In C++, a vector is a dynamic array data structure that is part of the Standard Template Library (STL). It provides an easy way to store and manage sequences of elements, including elements of any data type (e.g. integers, strings, etc.). Some of the benefits of using vector include:

• Dynamic size: The size of a vector can be changed during runtime, making it easy to store and manage elements of variable length.
• 
  
• Random access: Elements in a vector can be accessed quickly using the array-style indexing syntax, making it possible to retrieve any element in constant time.
• 
  
• Ease of use: The vector data structure provides a variety of useful functions and operations, such as push_back(), pop_back(), clear(), begin(), end(), etc., that make it easy to manipulate the elements in the vector.
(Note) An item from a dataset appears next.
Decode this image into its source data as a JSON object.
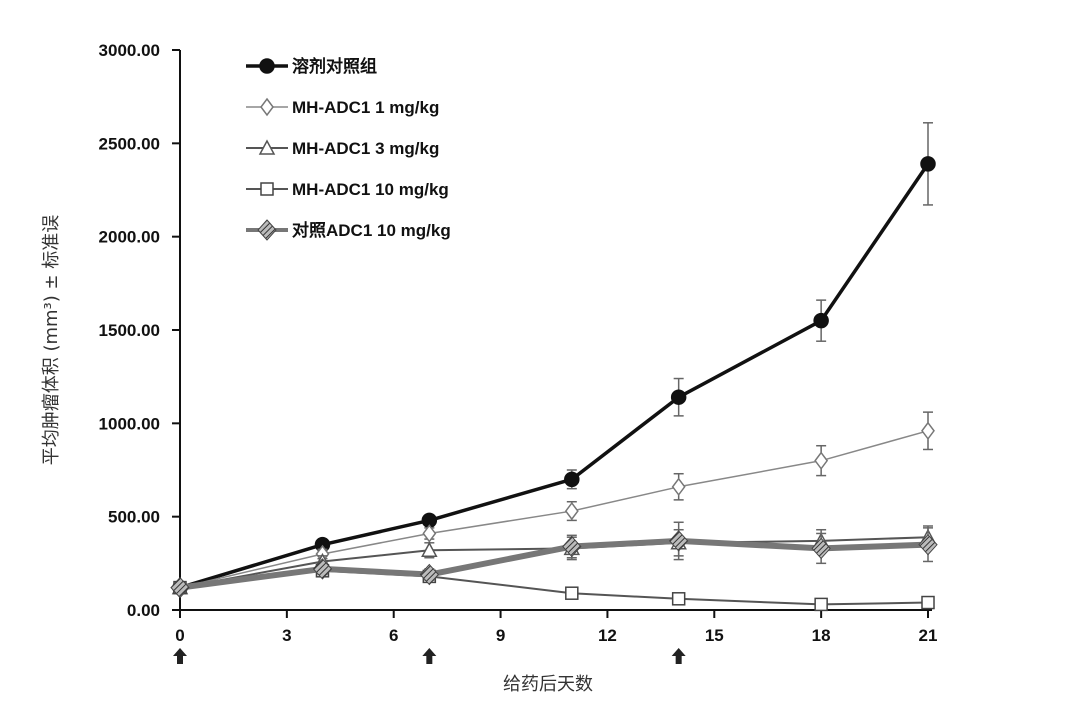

Overall, vector is a versatile and efficient data structure that is widely used in C++, especially when the size of a collection of elements is unknown or changes dynamically.

Code:

class Solution {

public:

    vector<string> letterCombinations(string digits) {

        vector<string> result;

        if (digits.empty()) {

            return result;

        }

        vector<string> mapping = {"0", "1", "abc", "def", "ghi", "jkl", "mno", "pqrs", "tuv", "wxyz"};

        result.push_back("");

        for (int i = 0; i < digits.size(); i++) {

            int num = digits[i] - '0';

            while (result.front().size() == i) {

                string t = result.front();

                result.erase(result.begin());

                for (char c : mapping[num]) {

                    result.push_back(t + c);

                }

            }

        }

        return result;

    }

};

Explanation:

1. First, we create a vector mapping to store the mapping of each digit to its corresponding letters.
2. If the input digits is empty, we return an empty result.
3. We initialize the result with an empty string and push it into the result vector.
4. In the for loop, we iterate through each digit in digits.
5. For each digit, we use a while loop to retrieve the first string in the result vector.
6. Then, we erase this string from the result vector and add all possible letter combinations of this digit to the result vector.
7. Repeat this process until the size of the first string in the result vector is equal to the current index of the for loop.
8. Finally, we return the result vector.